Student Pilot Recovering After Overnight Stranding
It's one of the very first things a
flight instructor tells a VFR student pilot: if you run into clouds
or extremely poor visibility conditions, turn around NOW. A Rocky
Mountain College student pilot took that advice on a recent night
cross-country flight... and though his plane did crash, stranding
him overnight in snowy conditions, who knows how much worse things
could have been.
As ANN reported, the student
-- now identified as Andrew Scheffer -- took off from Billings, MT
the evening of March 25, bound for Pryor. According to the National
Transportation Safety Board's preliminary report on the accident,
things were fine for the first 45 minutes or so of the night
flight... but things took a turn for the worse when rain and snow
moved in along his flight path.
Scheffer began to turn the Piper PA-28-181 Archer around, the
NTSB says... but as the plane came around, Scheffer says he
received a terrain warning from the aircraft's onboard GPS. He
pulled up in response to the warning... and that's the last thing
he remembers.
The aircraft came down in the Pryor Mountains, about 40 miles
south of Billings. The impact knocked Scheffer unconscious; when he
came to, he put on a jacket and wool hat, and wrapped himself in a
tarp as protection against temperatures which dropped to near zero
Fahrenheit.
In the morning, he used his cellphone to call his flight
instructor, then hiked out to meet rescuers through a mile of
waist-deep snow, wearing his jacket, his hat... and shorts and
sneakers.
From the sound of things, Scheffer had several fortunate
circumstances in his favor: the plane's ELT sent out a signal on
impact, which was received by authorities at 2152 local time. His
aircraft also had a well-stocked emergency kit, including a
high-visibility orange tarp, space blankets, and flares... the
latter he used to flag down passing aircraft. He was also able to
briefly hail search crews using the plane's comm.

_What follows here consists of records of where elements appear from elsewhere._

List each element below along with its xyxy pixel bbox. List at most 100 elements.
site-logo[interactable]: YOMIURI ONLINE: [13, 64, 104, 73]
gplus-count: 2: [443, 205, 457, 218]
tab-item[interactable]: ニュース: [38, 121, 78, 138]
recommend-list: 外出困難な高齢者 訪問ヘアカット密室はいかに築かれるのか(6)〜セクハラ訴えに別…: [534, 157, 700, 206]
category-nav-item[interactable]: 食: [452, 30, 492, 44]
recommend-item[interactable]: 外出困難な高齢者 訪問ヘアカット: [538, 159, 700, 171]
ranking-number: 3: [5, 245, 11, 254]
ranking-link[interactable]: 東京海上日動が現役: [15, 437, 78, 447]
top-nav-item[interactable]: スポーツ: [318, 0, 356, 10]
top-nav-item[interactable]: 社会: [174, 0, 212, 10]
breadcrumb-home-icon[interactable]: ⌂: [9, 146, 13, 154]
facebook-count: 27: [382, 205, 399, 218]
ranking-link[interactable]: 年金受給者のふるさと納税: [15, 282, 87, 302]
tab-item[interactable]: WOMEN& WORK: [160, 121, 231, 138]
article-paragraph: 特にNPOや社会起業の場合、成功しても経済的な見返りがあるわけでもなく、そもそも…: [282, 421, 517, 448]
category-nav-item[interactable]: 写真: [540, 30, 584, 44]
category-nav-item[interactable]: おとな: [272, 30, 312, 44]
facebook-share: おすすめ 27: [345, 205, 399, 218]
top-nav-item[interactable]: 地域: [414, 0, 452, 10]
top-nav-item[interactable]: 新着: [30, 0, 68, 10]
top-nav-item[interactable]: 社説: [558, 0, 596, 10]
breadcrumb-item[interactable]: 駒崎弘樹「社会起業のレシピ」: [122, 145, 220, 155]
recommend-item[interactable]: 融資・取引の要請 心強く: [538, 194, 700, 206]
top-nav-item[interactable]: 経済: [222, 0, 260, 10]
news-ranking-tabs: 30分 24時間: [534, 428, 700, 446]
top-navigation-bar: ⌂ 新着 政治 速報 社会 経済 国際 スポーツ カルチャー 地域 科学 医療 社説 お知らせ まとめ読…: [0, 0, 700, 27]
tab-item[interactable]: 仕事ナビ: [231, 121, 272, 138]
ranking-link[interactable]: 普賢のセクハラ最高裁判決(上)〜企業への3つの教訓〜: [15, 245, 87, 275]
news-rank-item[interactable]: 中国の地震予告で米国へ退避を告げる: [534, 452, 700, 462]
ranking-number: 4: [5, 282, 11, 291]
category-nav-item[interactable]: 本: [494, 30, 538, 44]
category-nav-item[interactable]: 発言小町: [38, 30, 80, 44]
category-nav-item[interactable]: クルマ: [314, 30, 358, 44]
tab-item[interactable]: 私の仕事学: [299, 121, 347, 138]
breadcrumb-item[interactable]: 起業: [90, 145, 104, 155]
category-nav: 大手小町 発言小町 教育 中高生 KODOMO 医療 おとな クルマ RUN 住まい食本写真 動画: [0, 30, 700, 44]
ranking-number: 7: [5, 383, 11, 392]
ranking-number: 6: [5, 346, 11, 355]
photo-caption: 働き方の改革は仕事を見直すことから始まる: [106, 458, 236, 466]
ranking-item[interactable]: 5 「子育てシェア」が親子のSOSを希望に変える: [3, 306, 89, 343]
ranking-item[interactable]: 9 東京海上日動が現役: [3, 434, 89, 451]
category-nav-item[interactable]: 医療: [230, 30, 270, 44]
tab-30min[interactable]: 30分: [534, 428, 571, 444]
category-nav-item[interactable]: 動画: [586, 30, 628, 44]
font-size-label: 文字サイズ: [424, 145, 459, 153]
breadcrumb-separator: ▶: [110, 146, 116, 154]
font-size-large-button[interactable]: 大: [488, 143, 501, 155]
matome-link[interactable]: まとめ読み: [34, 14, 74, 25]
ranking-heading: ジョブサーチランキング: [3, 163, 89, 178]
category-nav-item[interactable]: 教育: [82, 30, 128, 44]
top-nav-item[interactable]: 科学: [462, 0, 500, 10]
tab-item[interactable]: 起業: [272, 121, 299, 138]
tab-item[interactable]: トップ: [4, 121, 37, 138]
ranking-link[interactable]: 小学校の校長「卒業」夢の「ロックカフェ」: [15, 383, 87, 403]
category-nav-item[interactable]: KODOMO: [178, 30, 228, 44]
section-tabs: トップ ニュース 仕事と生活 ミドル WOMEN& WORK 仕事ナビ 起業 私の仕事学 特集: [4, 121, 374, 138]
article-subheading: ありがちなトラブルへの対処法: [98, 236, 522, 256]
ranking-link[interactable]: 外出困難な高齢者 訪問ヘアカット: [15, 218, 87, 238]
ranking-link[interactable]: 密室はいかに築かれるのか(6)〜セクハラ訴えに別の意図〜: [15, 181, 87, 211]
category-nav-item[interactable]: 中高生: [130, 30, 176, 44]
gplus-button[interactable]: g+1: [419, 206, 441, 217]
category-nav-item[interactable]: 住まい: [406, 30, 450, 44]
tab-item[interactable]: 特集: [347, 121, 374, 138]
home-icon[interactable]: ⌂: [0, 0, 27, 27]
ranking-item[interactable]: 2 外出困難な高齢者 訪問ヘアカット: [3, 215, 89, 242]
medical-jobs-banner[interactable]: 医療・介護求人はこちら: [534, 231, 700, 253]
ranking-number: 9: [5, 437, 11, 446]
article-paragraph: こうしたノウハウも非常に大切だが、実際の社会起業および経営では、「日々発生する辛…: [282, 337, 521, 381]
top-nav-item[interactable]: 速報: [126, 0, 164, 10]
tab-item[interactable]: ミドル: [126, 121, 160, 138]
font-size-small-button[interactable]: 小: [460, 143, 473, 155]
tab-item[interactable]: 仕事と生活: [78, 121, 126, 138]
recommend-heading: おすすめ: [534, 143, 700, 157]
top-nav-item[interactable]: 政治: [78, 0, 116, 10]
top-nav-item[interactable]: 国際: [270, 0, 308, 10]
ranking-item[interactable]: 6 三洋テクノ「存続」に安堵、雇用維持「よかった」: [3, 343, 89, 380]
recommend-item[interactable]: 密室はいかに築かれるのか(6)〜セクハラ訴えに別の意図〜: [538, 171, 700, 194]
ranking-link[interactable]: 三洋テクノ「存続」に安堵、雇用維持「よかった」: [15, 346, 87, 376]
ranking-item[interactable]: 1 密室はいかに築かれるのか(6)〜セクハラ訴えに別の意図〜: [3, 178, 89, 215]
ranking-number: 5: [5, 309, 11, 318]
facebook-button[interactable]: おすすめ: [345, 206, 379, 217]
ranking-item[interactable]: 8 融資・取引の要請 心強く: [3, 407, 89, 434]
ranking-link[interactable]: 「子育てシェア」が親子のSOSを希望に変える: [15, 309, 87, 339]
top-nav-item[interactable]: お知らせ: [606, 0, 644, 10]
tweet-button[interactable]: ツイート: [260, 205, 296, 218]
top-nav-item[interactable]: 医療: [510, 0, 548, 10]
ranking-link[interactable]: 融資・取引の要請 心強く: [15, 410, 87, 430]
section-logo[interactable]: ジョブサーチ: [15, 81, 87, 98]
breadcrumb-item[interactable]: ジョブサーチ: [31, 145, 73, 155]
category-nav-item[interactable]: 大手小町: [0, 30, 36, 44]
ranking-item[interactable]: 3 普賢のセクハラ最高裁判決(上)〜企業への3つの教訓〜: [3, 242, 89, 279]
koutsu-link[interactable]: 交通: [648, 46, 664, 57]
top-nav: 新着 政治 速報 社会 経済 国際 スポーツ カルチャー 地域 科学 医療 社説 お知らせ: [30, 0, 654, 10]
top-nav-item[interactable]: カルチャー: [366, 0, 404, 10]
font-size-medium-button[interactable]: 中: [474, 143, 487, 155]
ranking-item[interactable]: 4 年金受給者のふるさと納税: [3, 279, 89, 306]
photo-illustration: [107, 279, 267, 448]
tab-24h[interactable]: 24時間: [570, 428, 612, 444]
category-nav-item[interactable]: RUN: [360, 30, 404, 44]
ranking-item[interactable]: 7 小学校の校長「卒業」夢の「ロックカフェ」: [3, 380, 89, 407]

The NTSB also noted Scheffer attended a recent Winter Survival
Clinic, operated by the Montana Department of Transportation.
After a brief hospital stay and treatment for hypothermia,
Scheffer is recovering. He hasn't returned to the flight line yet,
though, as his time has reportedly been tied up talking to
investigators.
Again, it could have been far worse.
"He is a lucky, lucky, lucky, kid," Al Blain, whose family
operates the aircraft recovery service tasked with retrieving the
wreckage, told The Associated Press. "He had God looking out for
him. It literally sawed the seat off next to him.
"The aircraft was extremely destroyed," he added.